Objectives: The purpose of the present study was to evaluate the prognostic value of a systemic immune-inflammation index (SII) and the relationship between SII and the effectiveness of postoperative treatment in patients with non-small cell lung cancer (NSCLC).
Methods: A total of 538 patients diagnosed with NSCLC who had undergone curative surgery were retrospectively enrolled in the study. Clinicopathologic and laboratory variables were collected. SII was defined as neutrophil × platelet/lymphocyte counts. Both univariate and multivariate analyses were performed to analyze the prognostic value of these factors.

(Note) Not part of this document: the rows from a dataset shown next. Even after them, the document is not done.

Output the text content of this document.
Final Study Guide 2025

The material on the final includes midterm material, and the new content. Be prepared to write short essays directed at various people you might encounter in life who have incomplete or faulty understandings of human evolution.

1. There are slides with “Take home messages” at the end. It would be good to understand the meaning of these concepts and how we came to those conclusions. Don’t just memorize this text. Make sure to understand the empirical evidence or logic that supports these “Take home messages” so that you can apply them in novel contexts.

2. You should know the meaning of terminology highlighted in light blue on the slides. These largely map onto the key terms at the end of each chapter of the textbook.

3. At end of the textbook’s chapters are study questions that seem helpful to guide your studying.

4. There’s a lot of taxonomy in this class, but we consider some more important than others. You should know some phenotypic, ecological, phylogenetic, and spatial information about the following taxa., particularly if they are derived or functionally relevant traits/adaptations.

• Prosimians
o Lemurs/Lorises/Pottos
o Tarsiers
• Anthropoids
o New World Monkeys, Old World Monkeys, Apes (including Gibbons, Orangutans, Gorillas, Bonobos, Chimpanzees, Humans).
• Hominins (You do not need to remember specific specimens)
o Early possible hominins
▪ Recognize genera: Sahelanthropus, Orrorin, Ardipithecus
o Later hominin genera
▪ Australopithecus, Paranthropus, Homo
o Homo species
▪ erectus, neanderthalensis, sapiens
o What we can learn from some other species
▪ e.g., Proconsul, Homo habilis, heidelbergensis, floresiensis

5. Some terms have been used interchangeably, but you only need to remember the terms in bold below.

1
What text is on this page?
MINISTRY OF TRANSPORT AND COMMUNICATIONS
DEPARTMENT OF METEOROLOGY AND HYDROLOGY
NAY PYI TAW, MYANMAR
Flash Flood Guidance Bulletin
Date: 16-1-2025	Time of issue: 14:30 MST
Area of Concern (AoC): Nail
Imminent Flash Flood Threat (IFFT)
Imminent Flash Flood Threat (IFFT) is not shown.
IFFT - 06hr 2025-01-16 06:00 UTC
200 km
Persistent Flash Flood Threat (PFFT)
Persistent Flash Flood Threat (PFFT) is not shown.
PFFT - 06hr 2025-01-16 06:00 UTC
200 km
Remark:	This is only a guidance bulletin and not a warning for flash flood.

Results: The preoperative SII level was associated with sex, smoking history, histological type, lesion type, resection type, pathological stage, neutrophil/lymphocyte ratio (NLR), platelet/lymphocyte ratio (PLR), lymphocyte/monocyte ratio (LMR), fibrinogen and bone metastasis (P<0.05). The univariate and multivariate analyses revealed that SII was an independent prognostic factor for disease-free survival (DFS, P=0.033) and overall survival (OS, P=0.020). Furthermore, the prognostic value of SII was also verified regardless of the histological type and pathological stage. The subgroup analysis demonstrated that patients with a high SII may benefit from adjuvant therapy (P=0.024 for DFS and P=0.012 for OS).
Conclusion: An increased preoperative SII may independently predict the poor DFS and OS in patients with resectable NSCLC. SII may help select NSCLC patients who might benefit from adjuvant chemotherapy.